Which is why I wonder if this may be the end of using writing as a benchmark for aptitude and intelligence. After all, what is a cover letter? Its primary purpose isn’t to communicate “I already know how to do this job” (because of course I don’t) but rather “I am competent and trustworthy and can clearly express to you why I would be a good candidate for this job.” What is a written exam? Its primary signal isn’t “I memorized a bunch of information” but rather “I can express that information clearly in writing.” Many teachers have reacted to ChatGPT by imagining how to give writing assignments now—maybe they should be written out by hand, or given only in class—but that seems to me shortsighted. The question isn’t “How will we get around this?” but rather “Is this still worth doing?”
I believe my most essential tasks, as a teacher, are helping my students think critically, disagree respectfully, argue carefully and flexibly, and understand their mind and the world around them. Unconventional, improvisatory, expressive, meta-cognitive writing can be an extraordinary vehicle for those things. But if most contemporary writing pedagogy is necessarily focused on helping students master the basics, what happens when a computer can do it for us? Is this moment more like the invention of the calculator, saving me from the tedium of long division, or more like the invention of the player piano, robbing us of what can be communicated only through human emotion?

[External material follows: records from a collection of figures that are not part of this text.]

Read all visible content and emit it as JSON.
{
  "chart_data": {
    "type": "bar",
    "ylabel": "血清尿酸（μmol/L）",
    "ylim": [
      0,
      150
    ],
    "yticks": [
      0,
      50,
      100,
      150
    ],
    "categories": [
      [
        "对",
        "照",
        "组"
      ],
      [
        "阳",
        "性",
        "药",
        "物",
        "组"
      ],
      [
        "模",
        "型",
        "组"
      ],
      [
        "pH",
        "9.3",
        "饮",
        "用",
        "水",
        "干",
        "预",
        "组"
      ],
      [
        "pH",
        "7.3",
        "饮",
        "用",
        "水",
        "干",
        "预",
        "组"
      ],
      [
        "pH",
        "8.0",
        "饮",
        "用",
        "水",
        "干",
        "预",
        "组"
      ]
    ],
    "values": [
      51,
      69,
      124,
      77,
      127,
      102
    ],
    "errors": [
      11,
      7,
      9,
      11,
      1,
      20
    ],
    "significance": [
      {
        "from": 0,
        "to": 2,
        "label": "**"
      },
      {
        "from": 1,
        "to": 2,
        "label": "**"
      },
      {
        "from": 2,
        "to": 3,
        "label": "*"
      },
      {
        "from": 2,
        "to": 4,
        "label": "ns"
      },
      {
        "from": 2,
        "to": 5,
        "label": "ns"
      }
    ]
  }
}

Maybe the moment when I felt most caught between these two thoughts was when I asked GPT a question from an exam I give in my Eastern-philosophy course, something I’ve never imagined a student could find outside assistance to answer: “Explain the Madhyamaka Buddhist idea that all phenomena lack inherent existence, using a funny, specific example.”
ChatGPT wrote back, as ever, instantly:
The Madhyamaka Buddhist idea that all phenomena lack inherent existence can be illustrated with a funny example: let’s say you have a pet hamster. You might think that your hamster has its own inherent existence, but in reality, your hamster is made up of many different elements such as its fur, its bones, its muscles, and its brain. None of these elements exist independently or inherently on their own, so your hamster itself does not have any inherent existence either. The same goes for all phenomena—everything is made up of various components that don’t have inherent existence, so nothing has any inherent existence either.
Everything is made up; it’s true. The essay as a literary form? Made up. Grammatical rules as markers of intelligence? Writing itself as a technology? Made up. Starting now, OpenAI is forcing us to ask foundational questions about whether any of those things are worth keeping around.